The next time I was in Lima, my focus was on the fabulous food scene, visiting incredible restaurants from Kjolle and Bharrkuda, to La Nina and Isolina, there’s so many incredible restaurants in Lima, it’s fast become one of South America’s culinary capitals. After sampling some of the countries best food offerings, I took a day trip out to Pachacamac, a fascinating archaeological site just outside of the city, where I saw pyramid and sun temple ruins and learnt about the ancient ceremonial centre of Lima, from Wari through to Inca civilization. Back in the city centre, bohemian neighbourhood of Barranco is home to street art, colourful mansions and the amazing Hotel B Lima, where I indulged in my love for the Pisco Sour and took a brilliant Pisco cocktail making class.
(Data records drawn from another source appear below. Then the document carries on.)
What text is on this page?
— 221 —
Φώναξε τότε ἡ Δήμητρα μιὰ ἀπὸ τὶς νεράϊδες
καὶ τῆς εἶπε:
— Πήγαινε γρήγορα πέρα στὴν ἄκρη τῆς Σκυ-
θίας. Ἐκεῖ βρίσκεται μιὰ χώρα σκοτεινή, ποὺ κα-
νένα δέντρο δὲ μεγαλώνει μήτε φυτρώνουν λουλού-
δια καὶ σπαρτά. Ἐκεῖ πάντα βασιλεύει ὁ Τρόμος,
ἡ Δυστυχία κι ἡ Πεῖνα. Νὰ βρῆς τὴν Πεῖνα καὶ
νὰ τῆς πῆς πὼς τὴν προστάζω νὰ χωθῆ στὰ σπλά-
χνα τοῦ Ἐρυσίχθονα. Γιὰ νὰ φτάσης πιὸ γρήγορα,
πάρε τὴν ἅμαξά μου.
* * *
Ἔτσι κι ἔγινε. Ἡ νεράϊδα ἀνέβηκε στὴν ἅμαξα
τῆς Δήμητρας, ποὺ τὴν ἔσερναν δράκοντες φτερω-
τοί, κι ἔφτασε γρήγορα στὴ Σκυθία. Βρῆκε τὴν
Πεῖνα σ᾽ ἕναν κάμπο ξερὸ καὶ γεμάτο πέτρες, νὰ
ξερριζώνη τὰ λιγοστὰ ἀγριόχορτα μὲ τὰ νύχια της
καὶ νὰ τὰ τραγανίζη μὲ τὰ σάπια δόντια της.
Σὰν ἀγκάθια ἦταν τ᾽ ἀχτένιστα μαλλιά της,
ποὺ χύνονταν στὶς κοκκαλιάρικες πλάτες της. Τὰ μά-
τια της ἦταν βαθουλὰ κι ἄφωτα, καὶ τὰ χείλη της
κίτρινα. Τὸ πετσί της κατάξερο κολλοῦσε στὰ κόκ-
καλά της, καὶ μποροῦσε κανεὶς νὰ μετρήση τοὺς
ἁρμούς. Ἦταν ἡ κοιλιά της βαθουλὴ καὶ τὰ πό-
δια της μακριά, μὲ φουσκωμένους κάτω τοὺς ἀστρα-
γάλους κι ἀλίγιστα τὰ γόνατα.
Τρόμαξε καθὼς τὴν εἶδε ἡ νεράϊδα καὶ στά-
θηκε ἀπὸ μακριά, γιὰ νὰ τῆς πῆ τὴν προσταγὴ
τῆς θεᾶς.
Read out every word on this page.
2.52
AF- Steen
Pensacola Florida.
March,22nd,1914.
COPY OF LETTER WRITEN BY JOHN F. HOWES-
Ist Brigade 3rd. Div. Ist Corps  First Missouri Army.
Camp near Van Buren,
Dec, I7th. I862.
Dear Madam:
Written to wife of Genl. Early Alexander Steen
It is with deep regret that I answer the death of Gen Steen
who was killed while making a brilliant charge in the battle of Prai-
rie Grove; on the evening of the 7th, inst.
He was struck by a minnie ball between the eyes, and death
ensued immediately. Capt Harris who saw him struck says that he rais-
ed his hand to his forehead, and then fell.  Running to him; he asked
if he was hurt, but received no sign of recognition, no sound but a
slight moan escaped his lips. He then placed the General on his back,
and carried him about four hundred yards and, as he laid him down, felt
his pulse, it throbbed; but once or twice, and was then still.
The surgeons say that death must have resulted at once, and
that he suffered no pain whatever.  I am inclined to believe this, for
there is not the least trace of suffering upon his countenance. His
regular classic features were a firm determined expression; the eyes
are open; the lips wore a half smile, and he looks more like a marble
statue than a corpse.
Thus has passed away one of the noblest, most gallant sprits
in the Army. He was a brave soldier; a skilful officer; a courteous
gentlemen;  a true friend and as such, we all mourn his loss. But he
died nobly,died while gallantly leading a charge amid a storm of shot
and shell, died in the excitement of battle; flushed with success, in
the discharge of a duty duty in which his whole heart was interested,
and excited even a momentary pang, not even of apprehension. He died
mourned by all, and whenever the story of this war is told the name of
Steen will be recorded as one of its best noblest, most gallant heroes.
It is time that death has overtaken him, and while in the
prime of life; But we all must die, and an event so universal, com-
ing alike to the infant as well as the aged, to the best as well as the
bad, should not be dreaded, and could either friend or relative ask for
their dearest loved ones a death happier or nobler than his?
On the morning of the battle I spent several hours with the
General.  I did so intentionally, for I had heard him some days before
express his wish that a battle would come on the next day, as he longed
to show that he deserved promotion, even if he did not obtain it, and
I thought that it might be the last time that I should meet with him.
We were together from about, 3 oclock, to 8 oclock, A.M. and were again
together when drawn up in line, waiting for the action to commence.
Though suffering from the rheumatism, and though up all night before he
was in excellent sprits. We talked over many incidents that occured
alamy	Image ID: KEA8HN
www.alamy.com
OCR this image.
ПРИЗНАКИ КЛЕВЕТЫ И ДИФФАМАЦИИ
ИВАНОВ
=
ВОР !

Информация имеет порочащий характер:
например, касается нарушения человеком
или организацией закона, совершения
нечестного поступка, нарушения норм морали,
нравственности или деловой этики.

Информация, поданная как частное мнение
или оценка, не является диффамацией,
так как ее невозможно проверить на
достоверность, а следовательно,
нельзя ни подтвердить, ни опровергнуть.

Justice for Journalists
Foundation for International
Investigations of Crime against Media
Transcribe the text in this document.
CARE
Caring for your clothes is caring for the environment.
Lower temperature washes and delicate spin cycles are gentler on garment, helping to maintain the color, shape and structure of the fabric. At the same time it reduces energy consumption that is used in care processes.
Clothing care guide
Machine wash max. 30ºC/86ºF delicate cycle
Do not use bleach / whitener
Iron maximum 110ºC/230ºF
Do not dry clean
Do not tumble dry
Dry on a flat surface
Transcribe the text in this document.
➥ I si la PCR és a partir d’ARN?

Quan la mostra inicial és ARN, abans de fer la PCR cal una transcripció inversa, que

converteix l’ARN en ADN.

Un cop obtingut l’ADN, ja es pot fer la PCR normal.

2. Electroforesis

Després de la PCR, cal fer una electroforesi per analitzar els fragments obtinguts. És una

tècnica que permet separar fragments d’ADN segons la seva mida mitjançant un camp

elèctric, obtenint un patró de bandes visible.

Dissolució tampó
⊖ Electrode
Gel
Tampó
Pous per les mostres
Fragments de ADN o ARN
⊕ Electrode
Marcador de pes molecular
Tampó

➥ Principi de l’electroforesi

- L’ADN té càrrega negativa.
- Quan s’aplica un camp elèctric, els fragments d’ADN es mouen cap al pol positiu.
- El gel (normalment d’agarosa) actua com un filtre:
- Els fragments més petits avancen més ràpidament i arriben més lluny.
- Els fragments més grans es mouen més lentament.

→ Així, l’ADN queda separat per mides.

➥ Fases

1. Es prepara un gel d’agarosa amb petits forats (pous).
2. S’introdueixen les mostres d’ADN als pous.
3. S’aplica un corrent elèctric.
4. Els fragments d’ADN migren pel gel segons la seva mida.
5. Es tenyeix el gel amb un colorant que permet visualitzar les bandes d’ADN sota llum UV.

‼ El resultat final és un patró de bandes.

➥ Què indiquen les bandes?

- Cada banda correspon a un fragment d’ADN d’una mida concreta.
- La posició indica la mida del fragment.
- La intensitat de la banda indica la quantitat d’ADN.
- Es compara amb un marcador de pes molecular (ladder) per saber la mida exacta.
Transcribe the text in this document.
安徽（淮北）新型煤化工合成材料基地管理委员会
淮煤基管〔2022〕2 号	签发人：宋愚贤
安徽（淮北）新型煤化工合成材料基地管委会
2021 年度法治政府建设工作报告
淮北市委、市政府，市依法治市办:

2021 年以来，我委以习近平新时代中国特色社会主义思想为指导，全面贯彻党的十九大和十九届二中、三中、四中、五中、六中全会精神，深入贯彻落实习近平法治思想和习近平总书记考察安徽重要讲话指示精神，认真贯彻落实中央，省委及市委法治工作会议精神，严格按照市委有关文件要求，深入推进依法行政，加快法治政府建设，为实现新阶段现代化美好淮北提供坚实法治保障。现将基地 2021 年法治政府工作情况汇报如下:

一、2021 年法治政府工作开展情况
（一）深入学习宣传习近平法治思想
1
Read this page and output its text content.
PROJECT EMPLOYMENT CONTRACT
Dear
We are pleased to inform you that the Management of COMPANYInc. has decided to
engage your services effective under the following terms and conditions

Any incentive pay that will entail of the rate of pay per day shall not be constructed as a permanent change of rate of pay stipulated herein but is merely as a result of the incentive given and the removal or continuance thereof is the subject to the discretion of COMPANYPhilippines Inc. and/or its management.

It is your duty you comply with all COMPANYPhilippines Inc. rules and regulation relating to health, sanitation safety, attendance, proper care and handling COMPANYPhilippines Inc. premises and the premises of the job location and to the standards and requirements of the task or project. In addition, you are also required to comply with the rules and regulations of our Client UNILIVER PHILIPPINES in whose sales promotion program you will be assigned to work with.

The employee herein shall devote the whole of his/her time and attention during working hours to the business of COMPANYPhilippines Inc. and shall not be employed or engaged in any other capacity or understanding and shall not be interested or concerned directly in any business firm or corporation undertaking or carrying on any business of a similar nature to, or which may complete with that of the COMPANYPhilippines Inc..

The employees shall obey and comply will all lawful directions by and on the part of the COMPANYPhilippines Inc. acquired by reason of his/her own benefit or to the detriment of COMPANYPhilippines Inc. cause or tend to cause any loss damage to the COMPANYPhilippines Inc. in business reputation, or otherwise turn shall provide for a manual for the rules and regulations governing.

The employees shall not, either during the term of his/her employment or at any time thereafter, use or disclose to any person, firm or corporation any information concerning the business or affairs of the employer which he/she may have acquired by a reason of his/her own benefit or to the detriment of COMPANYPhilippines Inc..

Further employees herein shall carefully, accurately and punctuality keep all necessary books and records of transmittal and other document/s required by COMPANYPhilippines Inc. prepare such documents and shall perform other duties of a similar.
From Peru’s capital city, I took another night bus to Trujillo where I stopped off to see the recently discovered sun and moon temple ruins, even meeting the man who discovered them, along with some very cute Peruvian hairless dogs, before stopping in the surf town of Huanchaco for a few beach days and some incredible ceviche. 

Trujillo sun and moon temple etchings peru
The incredible temples of Trujillo

Once fully chilled it was time to head back down through the country to the ancient and mysterious Nasca, home to the wonderful Nasca lines hidden in the sun-scorched desert. A few days here is enough to see the lines and learn a little about the history surrounding them, whether you view them from the sky in a small plane or take a trip to the nearby, and much cheaper mirador.

nasca lines from mirador peru
Viewing the Nasca lines from the mirador

My final Peruvian destination was Cuzco, stopping off point for Machu Pichu, but my hopes of visiting the ancient citadel in the clouds were quashed after heavy rainfall and a state of national emergency. The month I was visiting saw Macho Pichu closed off to the world, as trekking paths washed away and tourists were airlifted to safety. Even on my second visit to Peru, I didn’t get chance to see the ancient wonder of the world, concentrating my travels on Lima and the north, in search of cacao pods and exotic fruits.